Amazon finally launches its first Prime Air' plane
At a media event in Seattle last week, Amazon unveiled its first “Prime Air” branded plane. A Boeing 767 owned by Atlas Air, this plane has been converted into a freighter.
Amazon had earlier announced deals with two aircraft leasing companies – Atlas and Air Transport Services group, or ATSG, to fly as many as 40 dedicated cargo planes in the near future. While, eleven are already in operation; “Prime Air” will be the first one that has been painted. The purpose is to provide Amazon abundant shipping capacity for peak periods and flexibility for normal operations as its Prime business grows, said Dave Clark, Amazon’s senior vice president of Operations to Recode.
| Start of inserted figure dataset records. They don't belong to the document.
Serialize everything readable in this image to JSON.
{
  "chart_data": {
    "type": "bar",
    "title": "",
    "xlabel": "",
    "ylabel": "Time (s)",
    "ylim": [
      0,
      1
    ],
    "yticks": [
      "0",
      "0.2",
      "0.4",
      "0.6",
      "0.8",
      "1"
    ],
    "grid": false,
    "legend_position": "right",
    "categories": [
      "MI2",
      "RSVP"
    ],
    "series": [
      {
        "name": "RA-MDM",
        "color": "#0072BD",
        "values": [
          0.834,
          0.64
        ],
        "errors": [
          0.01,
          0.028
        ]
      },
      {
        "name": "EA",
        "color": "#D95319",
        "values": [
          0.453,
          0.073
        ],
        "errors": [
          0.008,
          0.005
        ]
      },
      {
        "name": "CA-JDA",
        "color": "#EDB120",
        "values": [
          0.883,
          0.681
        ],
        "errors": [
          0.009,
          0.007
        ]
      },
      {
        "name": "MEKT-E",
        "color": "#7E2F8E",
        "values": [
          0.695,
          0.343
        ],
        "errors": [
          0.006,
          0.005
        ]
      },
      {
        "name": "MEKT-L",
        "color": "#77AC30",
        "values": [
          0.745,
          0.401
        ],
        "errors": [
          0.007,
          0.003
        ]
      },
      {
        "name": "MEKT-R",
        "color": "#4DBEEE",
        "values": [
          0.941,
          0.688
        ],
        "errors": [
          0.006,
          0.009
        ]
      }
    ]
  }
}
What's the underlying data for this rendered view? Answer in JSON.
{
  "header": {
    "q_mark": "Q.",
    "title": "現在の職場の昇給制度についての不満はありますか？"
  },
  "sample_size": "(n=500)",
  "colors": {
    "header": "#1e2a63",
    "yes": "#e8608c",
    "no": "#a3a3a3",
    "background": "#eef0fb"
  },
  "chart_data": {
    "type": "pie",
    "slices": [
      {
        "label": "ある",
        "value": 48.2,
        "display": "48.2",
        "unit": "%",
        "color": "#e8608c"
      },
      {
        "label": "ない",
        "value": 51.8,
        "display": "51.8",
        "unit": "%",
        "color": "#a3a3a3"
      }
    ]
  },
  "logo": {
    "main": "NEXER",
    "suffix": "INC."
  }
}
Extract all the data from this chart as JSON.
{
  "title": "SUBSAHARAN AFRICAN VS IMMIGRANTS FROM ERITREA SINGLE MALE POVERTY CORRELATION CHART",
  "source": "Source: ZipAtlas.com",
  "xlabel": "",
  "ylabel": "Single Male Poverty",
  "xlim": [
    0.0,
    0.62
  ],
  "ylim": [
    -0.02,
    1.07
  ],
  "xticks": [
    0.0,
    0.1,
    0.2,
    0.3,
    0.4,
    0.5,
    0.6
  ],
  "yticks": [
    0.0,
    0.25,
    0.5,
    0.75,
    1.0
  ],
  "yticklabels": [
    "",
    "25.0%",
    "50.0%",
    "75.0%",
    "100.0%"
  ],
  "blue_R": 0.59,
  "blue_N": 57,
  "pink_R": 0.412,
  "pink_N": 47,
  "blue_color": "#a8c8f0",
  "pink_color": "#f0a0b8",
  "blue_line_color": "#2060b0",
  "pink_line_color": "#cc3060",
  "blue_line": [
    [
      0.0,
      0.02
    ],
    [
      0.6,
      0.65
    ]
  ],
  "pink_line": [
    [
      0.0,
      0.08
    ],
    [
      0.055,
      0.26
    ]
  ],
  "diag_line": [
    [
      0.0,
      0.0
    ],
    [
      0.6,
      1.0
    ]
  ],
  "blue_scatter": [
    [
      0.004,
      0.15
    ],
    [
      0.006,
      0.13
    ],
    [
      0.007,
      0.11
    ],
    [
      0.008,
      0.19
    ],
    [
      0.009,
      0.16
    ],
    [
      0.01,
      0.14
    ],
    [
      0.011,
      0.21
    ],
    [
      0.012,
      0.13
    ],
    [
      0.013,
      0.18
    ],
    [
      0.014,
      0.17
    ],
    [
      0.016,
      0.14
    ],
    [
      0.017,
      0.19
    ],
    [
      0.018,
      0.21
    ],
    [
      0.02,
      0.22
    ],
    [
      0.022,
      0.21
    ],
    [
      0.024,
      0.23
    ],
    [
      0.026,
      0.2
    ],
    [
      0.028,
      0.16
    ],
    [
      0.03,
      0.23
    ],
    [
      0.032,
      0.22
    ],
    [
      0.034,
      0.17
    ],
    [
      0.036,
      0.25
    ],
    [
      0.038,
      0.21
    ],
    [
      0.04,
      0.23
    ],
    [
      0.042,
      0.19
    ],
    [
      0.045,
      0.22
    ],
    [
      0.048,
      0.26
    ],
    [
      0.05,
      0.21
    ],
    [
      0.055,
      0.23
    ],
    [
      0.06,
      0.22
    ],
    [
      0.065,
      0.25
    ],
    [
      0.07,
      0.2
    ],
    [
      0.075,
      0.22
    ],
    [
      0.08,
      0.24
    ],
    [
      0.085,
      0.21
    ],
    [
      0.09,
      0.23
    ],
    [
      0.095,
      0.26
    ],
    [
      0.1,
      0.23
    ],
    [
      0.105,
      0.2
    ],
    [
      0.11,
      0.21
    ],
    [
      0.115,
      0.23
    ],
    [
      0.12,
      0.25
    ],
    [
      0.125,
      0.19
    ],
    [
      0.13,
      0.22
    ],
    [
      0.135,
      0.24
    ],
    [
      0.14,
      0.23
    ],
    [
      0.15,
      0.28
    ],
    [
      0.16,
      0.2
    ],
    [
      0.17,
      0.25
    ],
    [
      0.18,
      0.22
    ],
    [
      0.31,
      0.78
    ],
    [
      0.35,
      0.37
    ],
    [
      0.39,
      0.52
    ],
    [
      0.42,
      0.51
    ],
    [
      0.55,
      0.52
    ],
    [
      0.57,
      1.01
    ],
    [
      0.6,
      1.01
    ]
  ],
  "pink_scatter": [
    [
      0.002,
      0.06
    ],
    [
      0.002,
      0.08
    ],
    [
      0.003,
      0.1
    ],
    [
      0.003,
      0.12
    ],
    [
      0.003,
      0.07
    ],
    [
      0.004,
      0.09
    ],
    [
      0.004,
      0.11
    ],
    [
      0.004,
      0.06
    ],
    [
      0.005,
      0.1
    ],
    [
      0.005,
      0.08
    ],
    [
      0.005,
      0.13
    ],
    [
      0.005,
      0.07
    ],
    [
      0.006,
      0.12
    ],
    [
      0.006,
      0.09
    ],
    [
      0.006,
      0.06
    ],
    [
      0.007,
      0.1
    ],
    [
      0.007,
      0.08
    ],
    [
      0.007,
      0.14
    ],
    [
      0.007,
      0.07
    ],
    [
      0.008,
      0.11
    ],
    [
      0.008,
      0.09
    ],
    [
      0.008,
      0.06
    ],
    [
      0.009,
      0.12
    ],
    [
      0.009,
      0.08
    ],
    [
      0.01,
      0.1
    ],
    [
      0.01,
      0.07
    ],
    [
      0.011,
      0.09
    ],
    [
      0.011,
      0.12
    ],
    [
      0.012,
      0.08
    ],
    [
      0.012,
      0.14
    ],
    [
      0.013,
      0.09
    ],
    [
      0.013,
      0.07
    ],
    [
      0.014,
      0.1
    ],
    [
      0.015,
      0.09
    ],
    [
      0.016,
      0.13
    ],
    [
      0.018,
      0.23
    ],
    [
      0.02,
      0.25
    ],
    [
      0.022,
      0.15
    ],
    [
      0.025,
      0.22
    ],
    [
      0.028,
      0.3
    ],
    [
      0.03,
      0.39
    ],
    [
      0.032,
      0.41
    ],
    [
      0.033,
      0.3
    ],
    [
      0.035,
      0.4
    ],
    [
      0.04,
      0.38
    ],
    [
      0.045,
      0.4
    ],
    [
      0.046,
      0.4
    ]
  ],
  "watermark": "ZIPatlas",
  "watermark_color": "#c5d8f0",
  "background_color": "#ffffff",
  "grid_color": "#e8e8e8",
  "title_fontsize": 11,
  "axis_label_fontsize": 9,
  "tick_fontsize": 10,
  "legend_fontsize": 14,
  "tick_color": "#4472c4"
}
“You can almost think about the difference between commercial flight and private flight,” Clark said. “We have the ability, with our own planes, to create connections between one point and another point that are exactly tailored to our needs, and exactly tailored to the timing of when we want to put packages on those routes — versus other peoples’ networks which are optimized to run their entire network. We add capacity, we add flexibility, and it gives us cost-control capability as well.”
Apart from vertically integrating its business, it has also invested in numerous logistics technologies and is buying or leasing truck trailers and cargo ships to fulfill its local delivery services, as well. Moreover, Amazon has also built its own cloud-computing and web-hosting platform and designed its own electronic devices that hold the potential of being the future of shopping.
The aircraft is mostly painted white with “Prime Air” branded on both sides, a blue bottom that leads up the fuselage into a stripe and a dark gray tail with Amazon’s “smile” logo on it.